In Praise of Friendships

I have a friend that has been my compadre for thirty-seven years.  I’d like to call her my “partner in crime.”  Now, along the way I have had other pals, which I now consider more as acquaintances.  I’m sure we have all had people who started out as a companion, but somewhere along the way something happened – they went in one direction, and we went another.  My thirty-seven year bud has been there through integral times in my life, as well as I in her days.  We’ve loss touch from time to time, but suddenly, there she is or there I am, and when this happens we just pick up from where we were last.  I don’t have to perform special feats to prove what she means to me, and neither does she.  Of course, for the most part, women are that way.  Am I right?  Recently, we just found each other again on Facebook, and the two of us are up to our old shenanigans, just more toned down, since we both have some years behind us.

I think a friend is the dearest and most precious gift one could have.  And even if, for whatever reason, it doesn’t appear that way at the moment; after life’s ups and downs and, roundabouts – when the dust settles and a person is still standing with at least one at their side, I think they have been blessed.  No one stood at the hour of our birth with an injection opening our minds to stressful moments up ahead; to the fact that along our travels we would occasionally need a commandant with which to share intimacies – someone other than our significant others.  Also, we were never told, at a young age that is, that after reaching a certain point in life, if there were more than that one buddy standing nearby, then one truly had been visited by fortune.

I consider a true chum, a person that I am completely comfortable around.  I can talk to them about anything, and maybe not so much to give me advice versus just being there to listen – someone to cry with; literally, if needed.  Also, I don’t think it’s truly necessary to have many, many years behind you – although we know that makes for an even deeper relationship.  But, what I’m saying is, I think two people must click at the first. Otherwise, they don’t have the similarity, and it takes a little more work to form a connection.

People meet in many ways.  I remember back to when my family moved from Brooklyn to Queens, I happened to be catapulted into an acquaintanceship with three other teenagers in the neighborhood.  As we got older, one moved away, and then, I got married.  I do recall us being pretty close, at least that’s what I thought at that time.  Then, through the years, I looked at it again, and I realized the expectations of me were to follow, instead of allowing the slightest bit of my personality to stand out.  A true companion allows a person to be themselves – one won’t have to follow or lead.  Now, I understand those are the two categories with which people fall, but like a solid marriage, a concrete close tie will also bend and twist so that both party’s qualities can shine through.

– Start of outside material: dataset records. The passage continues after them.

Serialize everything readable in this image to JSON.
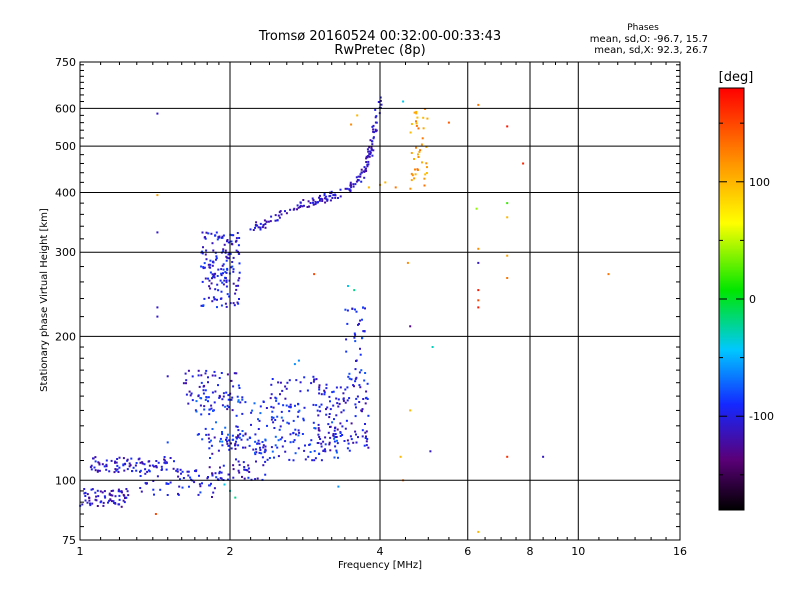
{
  "chart_data": {
    "type": "scatter",
    "title": "Tromsø 20160524 00:32:00-00:33:43",
    "subtitle": "RwPretec (8p)",
    "xlabel": "Frequency [MHz]",
    "ylabel": "Stationary phase Virtual Height [km]",
    "x_scale": "log",
    "y_scale": "log",
    "xlim": [
      1,
      16
    ],
    "ylim": [
      75,
      750
    ],
    "x_ticks": [
      "1",
      "2",
      "4",
      "6",
      "8",
      "10",
      "16"
    ],
    "y_ticks": [
      "75",
      "100",
      "200",
      "300",
      "400",
      "500",
      "600",
      "750"
    ],
    "grid": true,
    "phase_stats": {
      "title": "Phases",
      "line_o": "mean, sd,O: -96.7, 15.7",
      "line_x": "mean, sd,X:  92.3, 26.7"
    },
    "colorbar": {
      "label": "[deg]",
      "min": -180,
      "max": 180,
      "ticks": [
        "100",
        "0",
        "-100"
      ],
      "colormap": "rainbow"
    },
    "clusters": [
      {
        "x": [
          1.0,
          1.25
        ],
        "y": [
          88,
          96
        ],
        "phase": -110,
        "n": 70
      },
      {
        "x": [
          1.05,
          1.6
        ],
        "y": [
          104,
          112
        ],
        "phase": -105,
        "n": 90
      },
      {
        "x": [
          1.3,
          1.9
        ],
        "y": [
          92,
          105
        ],
        "phase": -100,
        "n": 60
      },
      {
        "x": [
          1.6,
          2.1
        ],
        "y": [
          140,
          170
        ],
        "phase": -105,
        "n": 70
      },
      {
        "x": [
          1.7,
          2.15
        ],
        "y": [
          120,
          150
        ],
        "phase": -85,
        "n": 50
      },
      {
        "x": [
          1.75,
          2.1
        ],
        "y": [
          230,
          330
        ],
        "phase": -100,
        "n": 160
      },
      {
        "x": [
          1.8,
          2.4
        ],
        "y": [
          100,
          125
        ],
        "phase": -105,
        "n": 90
      },
      {
        "x": [
          2.2,
          3.3
        ],
        "y": [
          110,
          145
        ],
        "phase": -90,
        "n": 130
      },
      {
        "x": [
          2.3,
          3.0
        ],
        "y": [
          140,
          165
        ],
        "phase": -100,
        "n": 35
      },
      {
        "x": [
          3.0,
          3.8
        ],
        "y": [
          115,
          160
        ],
        "phase": -105,
        "n": 120
      },
      {
        "x": [
          3.4,
          3.75
        ],
        "y": [
          160,
          230
        ],
        "phase": -95,
        "n": 40
      },
      {
        "x": [
          4.6,
          5.0
        ],
        "y": [
          405,
          600
        ],
        "phase": 115,
        "n": 40
      }
    ],
    "trace_x_curve": {
      "x": [
        2.2,
        2.35,
        2.55,
        2.8,
        3.0,
        3.2,
        3.45,
        3.6,
        3.7,
        3.8,
        3.85,
        3.9,
        3.95,
        4.0
      ],
      "y": [
        335,
        345,
        362,
        378,
        386,
        393,
        405,
        420,
        440,
        470,
        500,
        540,
        590,
        640
      ],
      "phase": -110,
      "n": 180
    },
    "scattered_points": [
      {
        "x": 1.43,
        "y": 585,
        "phase": -110
      },
      {
        "x": 1.43,
        "y": 395,
        "phase": 110
      },
      {
        "x": 1.43,
        "y": 330,
        "phase": -110
      },
      {
        "x": 1.43,
        "y": 230,
        "phase": -110
      },
      {
        "x": 1.43,
        "y": 220,
        "phase": -110
      },
      {
        "x": 1.42,
        "y": 85,
        "phase": 150
      },
      {
        "x": 2.95,
        "y": 270,
        "phase": 150
      },
      {
        "x": 4.6,
        "y": 210,
        "phase": -130
      },
      {
        "x": 4.55,
        "y": 285,
        "phase": 120
      },
      {
        "x": 5.1,
        "y": 190,
        "phase": -30
      },
      {
        "x": 4.6,
        "y": 140,
        "phase": 100
      },
      {
        "x": 5.05,
        "y": 115,
        "phase": -110
      },
      {
        "x": 6.3,
        "y": 610,
        "phase": 130
      },
      {
        "x": 7.2,
        "y": 550,
        "phase": 170
      },
      {
        "x": 7.75,
        "y": 460,
        "phase": 165
      },
      {
        "x": 6.25,
        "y": 370,
        "phase": 40
      },
      {
        "x": 7.2,
        "y": 380,
        "phase": 20
      },
      {
        "x": 7.2,
        "y": 355,
        "phase": 100
      },
      {
        "x": 6.3,
        "y": 305,
        "phase": 120
      },
      {
        "x": 7.2,
        "y": 295,
        "phase": 110
      },
      {
        "x": 6.3,
        "y": 285,
        "phase": -110
      },
      {
        "x": 7.2,
        "y": 265,
        "phase": 130
      },
      {
        "x": 6.3,
        "y": 250,
        "phase": 170
      },
      {
        "x": 6.3,
        "y": 238,
        "phase": 150
      },
      {
        "x": 6.3,
        "y": 230,
        "phase": 170
      },
      {
        "x": 6.3,
        "y": 78,
        "phase": 100
      },
      {
        "x": 7.2,
        "y": 112,
        "phase": 160
      },
      {
        "x": 8.5,
        "y": 112,
        "phase": -110
      },
      {
        "x": 11.5,
        "y": 270,
        "phase": 130
      },
      {
        "x": 3.5,
        "y": 555,
        "phase": 120
      },
      {
        "x": 3.6,
        "y": 580,
        "phase": 100
      },
      {
        "x": 4.0,
        "y": 415,
        "phase": 110
      },
      {
        "x": 4.1,
        "y": 420,
        "phase": 100
      },
      {
        "x": 4.3,
        "y": 410,
        "phase": 130
      },
      {
        "x": 3.8,
        "y": 410,
        "phase": 100
      },
      {
        "x": 4.45,
        "y": 620,
        "phase": -40
      },
      {
        "x": 5.5,
        "y": 560,
        "phase": 140
      },
      {
        "x": 4.45,
        "y": 100,
        "phase": 130
      },
      {
        "x": 4.4,
        "y": 112,
        "phase": 100
      },
      {
        "x": 3.3,
        "y": 97,
        "phase": -60
      },
      {
        "x": 2.0,
        "y": 95,
        "phase": -30
      },
      {
        "x": 2.05,
        "y": 92,
        "phase": -20
      },
      {
        "x": 1.95,
        "y": 98,
        "phase": -40
      },
      {
        "x": 1.5,
        "y": 120,
        "phase": -80
      },
      {
        "x": 1.5,
        "y": 165,
        "phase": -110
      },
      {
        "x": 2.7,
        "y": 175,
        "phase": -60
      },
      {
        "x": 2.75,
        "y": 178,
        "phase": -60
      },
      {
        "x": 3.45,
        "y": 255,
        "phase": -40
      },
      {
        "x": 3.55,
        "y": 250,
        "phase": -20
      },
      {
        "x": 3.7,
        "y": 230,
        "phase": -80
      }
    ]
  }
}
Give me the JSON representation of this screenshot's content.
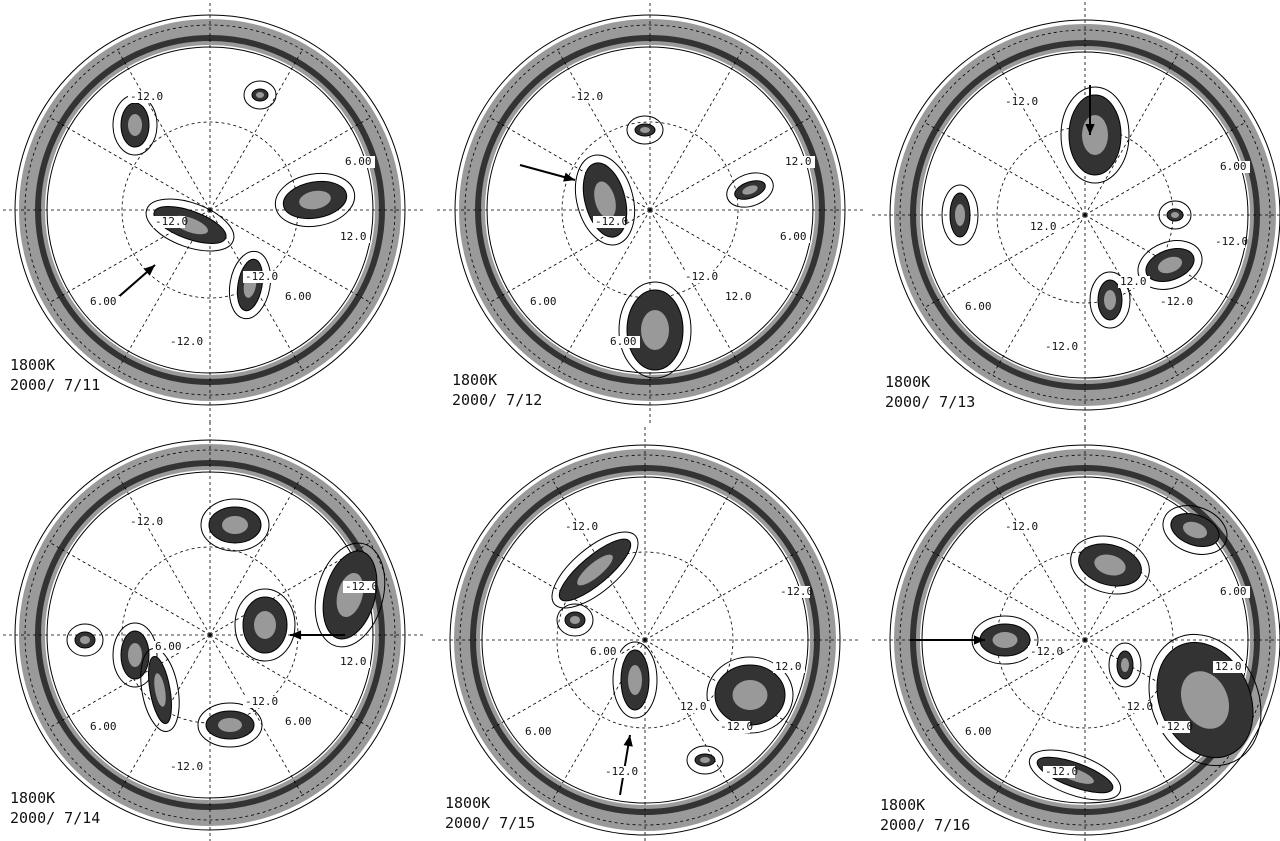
{
  "panels": [
    {
      "level": "1800K",
      "date": "2000/ 7/11",
      "contour_labels": [
        "-12.0",
        "6.00",
        "-12.0",
        "12.0",
        "-12.0",
        "6.00",
        "-12.0",
        "6.00"
      ]
    },
    {
      "level": "1800K",
      "date": "2000/ 7/12",
      "contour_labels": [
        "-12.0",
        "12.0",
        "-12.0",
        "6.00",
        "-12.0",
        "12.0",
        "6.00",
        "6.00"
      ]
    },
    {
      "level": "1800K",
      "date": "2000/ 7/13",
      "contour_labels": [
        "-12.0",
        "6.00",
        "12.0",
        "-12.0",
        "12.0",
        "-12.0",
        "-12.0",
        "6.00"
      ]
    },
    {
      "level": "1800K",
      "date": "2000/ 7/14",
      "contour_labels": [
        "-12.0",
        "-12.0",
        "6.00",
        "12.0",
        "-12.0",
        "6.00",
        "-12.0",
        "6.00"
      ]
    },
    {
      "level": "1800K",
      "date": "2000/ 7/15",
      "contour_labels": [
        "-12.0",
        "-12.0",
        "6.00",
        "12.0",
        "12.0",
        "-12.0",
        "-12.0",
        "6.00"
      ]
    },
    {
      "level": "1800K",
      "date": "2000/ 7/16",
      "contour_labels": [
        "-12.0",
        "6.00",
        "-12.0",
        "12.0",
        "-12.0",
        "-12.0",
        "-12.0",
        "6.00"
      ]
    }
  ]
}
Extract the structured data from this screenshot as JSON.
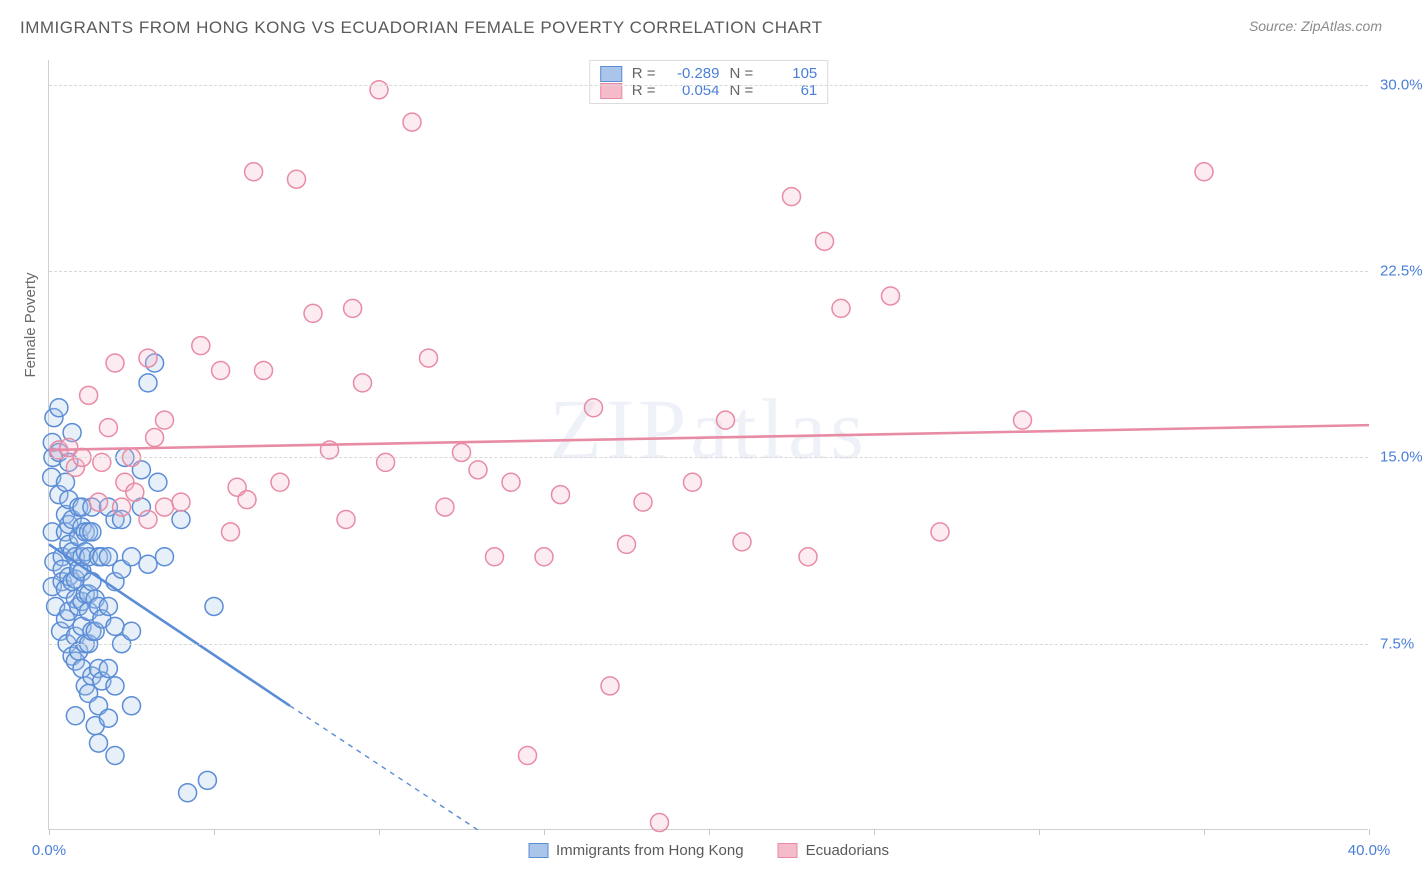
{
  "title": "IMMIGRANTS FROM HONG KONG VS ECUADORIAN FEMALE POVERTY CORRELATION CHART",
  "source_label": "Source:",
  "source_name": "ZipAtlas.com",
  "watermark": "ZIPatlas",
  "yaxis_label": "Female Poverty",
  "chart": {
    "type": "scatter",
    "background_color": "#ffffff",
    "grid_color": "#d8d8d8",
    "axis_color": "#d0d0d0",
    "xlim": [
      0,
      40
    ],
    "ylim": [
      0,
      31
    ],
    "xticks": [
      0,
      5,
      10,
      15,
      20,
      25,
      30,
      35,
      40
    ],
    "xtick_labels": {
      "0": "0.0%",
      "40": "40.0%"
    },
    "yticks": [
      7.5,
      15.0,
      22.5,
      30.0
    ],
    "ytick_labels": [
      "7.5%",
      "15.0%",
      "22.5%",
      "30.0%"
    ],
    "tick_color": "#4a7fd8",
    "tick_fontsize": 15,
    "marker_radius": 9,
    "marker_stroke_width": 1.5,
    "marker_fill_opacity": 0.28,
    "trend_line_width": 2.6
  },
  "series": [
    {
      "name": "Immigrants from Hong Kong",
      "color_stroke": "#5b8dd6",
      "color_fill": "#a9c5ea",
      "R": "-0.289",
      "N": "105",
      "trend": {
        "x1": 0,
        "y1": 11.5,
        "x2": 7.3,
        "y2": 5.0,
        "extrap_x2": 13.0,
        "extrap_y2": 0.0
      },
      "points": [
        [
          0.15,
          16.6
        ],
        [
          0.1,
          15.6
        ],
        [
          0.12,
          15.0
        ],
        [
          0.08,
          14.2
        ],
        [
          0.1,
          12.0
        ],
        [
          0.15,
          10.8
        ],
        [
          0.1,
          9.8
        ],
        [
          0.2,
          9.0
        ],
        [
          0.3,
          17.0
        ],
        [
          0.3,
          15.2
        ],
        [
          0.3,
          13.5
        ],
        [
          0.35,
          8.0
        ],
        [
          0.4,
          11.0
        ],
        [
          0.4,
          10.5
        ],
        [
          0.4,
          10.0
        ],
        [
          0.5,
          14.0
        ],
        [
          0.5,
          12.7
        ],
        [
          0.5,
          12.0
        ],
        [
          0.5,
          9.7
        ],
        [
          0.5,
          8.5
        ],
        [
          0.55,
          7.5
        ],
        [
          0.6,
          14.8
        ],
        [
          0.6,
          13.3
        ],
        [
          0.6,
          12.3
        ],
        [
          0.6,
          11.5
        ],
        [
          0.6,
          10.2
        ],
        [
          0.6,
          8.8
        ],
        [
          0.7,
          16.0
        ],
        [
          0.7,
          12.5
        ],
        [
          0.7,
          11.2
        ],
        [
          0.7,
          10.0
        ],
        [
          0.7,
          7.0
        ],
        [
          0.8,
          11.0
        ],
        [
          0.8,
          10.1
        ],
        [
          0.8,
          9.3
        ],
        [
          0.8,
          7.8
        ],
        [
          0.8,
          6.8
        ],
        [
          0.8,
          4.6
        ],
        [
          0.9,
          13.0
        ],
        [
          0.9,
          11.8
        ],
        [
          0.9,
          10.5
        ],
        [
          0.9,
          9.0
        ],
        [
          0.9,
          7.2
        ],
        [
          1.0,
          13.0
        ],
        [
          1.0,
          12.2
        ],
        [
          1.0,
          11.0
        ],
        [
          1.0,
          10.4
        ],
        [
          1.0,
          9.2
        ],
        [
          1.0,
          8.2
        ],
        [
          1.0,
          6.5
        ],
        [
          1.1,
          12.0
        ],
        [
          1.1,
          11.2
        ],
        [
          1.1,
          9.5
        ],
        [
          1.1,
          7.5
        ],
        [
          1.1,
          5.8
        ],
        [
          1.2,
          12.0
        ],
        [
          1.2,
          11.0
        ],
        [
          1.2,
          9.5
        ],
        [
          1.2,
          8.8
        ],
        [
          1.2,
          7.5
        ],
        [
          1.2,
          5.5
        ],
        [
          1.3,
          13.0
        ],
        [
          1.3,
          12.0
        ],
        [
          1.3,
          10.0
        ],
        [
          1.3,
          8.0
        ],
        [
          1.3,
          6.2
        ],
        [
          1.4,
          9.3
        ],
        [
          1.4,
          8.0
        ],
        [
          1.4,
          4.2
        ],
        [
          1.5,
          11.0
        ],
        [
          1.5,
          9.0
        ],
        [
          1.5,
          6.5
        ],
        [
          1.5,
          5.0
        ],
        [
          1.5,
          3.5
        ],
        [
          1.6,
          11.0
        ],
        [
          1.6,
          8.5
        ],
        [
          1.6,
          6.0
        ],
        [
          1.8,
          13.0
        ],
        [
          1.8,
          11.0
        ],
        [
          1.8,
          9.0
        ],
        [
          1.8,
          6.5
        ],
        [
          1.8,
          4.5
        ],
        [
          2.0,
          12.5
        ],
        [
          2.0,
          10.0
        ],
        [
          2.0,
          8.2
        ],
        [
          2.0,
          5.8
        ],
        [
          2.0,
          3.0
        ],
        [
          2.2,
          12.5
        ],
        [
          2.2,
          10.5
        ],
        [
          2.2,
          7.5
        ],
        [
          2.3,
          15.0
        ],
        [
          2.5,
          11.0
        ],
        [
          2.5,
          8.0
        ],
        [
          2.5,
          5.0
        ],
        [
          2.8,
          14.5
        ],
        [
          2.8,
          13.0
        ],
        [
          3.0,
          18.0
        ],
        [
          3.0,
          10.7
        ],
        [
          3.2,
          18.8
        ],
        [
          3.3,
          14.0
        ],
        [
          3.5,
          11.0
        ],
        [
          4.0,
          12.5
        ],
        [
          4.2,
          1.5
        ],
        [
          4.8,
          2.0
        ],
        [
          5.0,
          9.0
        ]
      ]
    },
    {
      "name": "Ecuadorians",
      "color_stroke": "#e88ba4",
      "color_fill": "#f4bccb",
      "R": "0.054",
      "N": "61",
      "trend": {
        "x1": 0,
        "y1": 15.3,
        "x2": 40,
        "y2": 16.3
      },
      "points": [
        [
          0.3,
          15.3
        ],
        [
          0.6,
          15.4
        ],
        [
          0.8,
          14.6
        ],
        [
          1.0,
          15.0
        ],
        [
          1.2,
          17.5
        ],
        [
          1.5,
          13.2
        ],
        [
          1.6,
          14.8
        ],
        [
          1.8,
          16.2
        ],
        [
          2.0,
          18.8
        ],
        [
          2.2,
          13.0
        ],
        [
          2.3,
          14.0
        ],
        [
          2.5,
          15.0
        ],
        [
          2.6,
          13.6
        ],
        [
          3.0,
          19.0
        ],
        [
          3.0,
          12.5
        ],
        [
          3.2,
          15.8
        ],
        [
          3.5,
          16.5
        ],
        [
          3.5,
          13.0
        ],
        [
          4.0,
          13.2
        ],
        [
          4.6,
          19.5
        ],
        [
          5.2,
          18.5
        ],
        [
          5.5,
          12.0
        ],
        [
          5.7,
          13.8
        ],
        [
          6.0,
          13.3
        ],
        [
          6.2,
          26.5
        ],
        [
          6.5,
          18.5
        ],
        [
          7.0,
          14.0
        ],
        [
          7.5,
          26.2
        ],
        [
          8.0,
          20.8
        ],
        [
          8.5,
          15.3
        ],
        [
          9.0,
          12.5
        ],
        [
          9.2,
          21.0
        ],
        [
          9.5,
          18.0
        ],
        [
          10.0,
          29.8
        ],
        [
          10.2,
          14.8
        ],
        [
          11.0,
          28.5
        ],
        [
          11.5,
          19.0
        ],
        [
          12.0,
          13.0
        ],
        [
          12.5,
          15.2
        ],
        [
          13.0,
          14.5
        ],
        [
          13.5,
          11.0
        ],
        [
          14.0,
          14.0
        ],
        [
          14.5,
          3.0
        ],
        [
          15.0,
          11.0
        ],
        [
          15.5,
          13.5
        ],
        [
          16.5,
          17.0
        ],
        [
          17.0,
          5.8
        ],
        [
          17.5,
          11.5
        ],
        [
          18.0,
          13.2
        ],
        [
          18.5,
          0.3
        ],
        [
          19.5,
          14.0
        ],
        [
          20.5,
          16.5
        ],
        [
          21.0,
          11.6
        ],
        [
          22.5,
          25.5
        ],
        [
          23.0,
          11.0
        ],
        [
          23.5,
          23.7
        ],
        [
          24.0,
          21.0
        ],
        [
          25.5,
          21.5
        ],
        [
          27.0,
          12.0
        ],
        [
          29.5,
          16.5
        ],
        [
          35.0,
          26.5
        ]
      ]
    }
  ],
  "legend_top": {
    "r_label": "R =",
    "n_label": "N ="
  },
  "legend_bottom": [
    {
      "label": "Immigrants from Hong Kong"
    },
    {
      "label": "Ecuadorians"
    }
  ]
}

Please understand this is in no way preaching or to make anyone believe me to be a Doctor of Philosophy or a Doctor of Psychology.  I have simply been doing a lot of thinking about people who have come and gone – about two other people with whom I had a bond, and have passed on, too soon; my childhood acquaintances, and who I’m left with at this moment.  So just consider this piece a composition praising friendships, and reminding everyone to cherish what you have in the true compadre you call a friend.  I would enjoy hearing more tales of life-long amigos.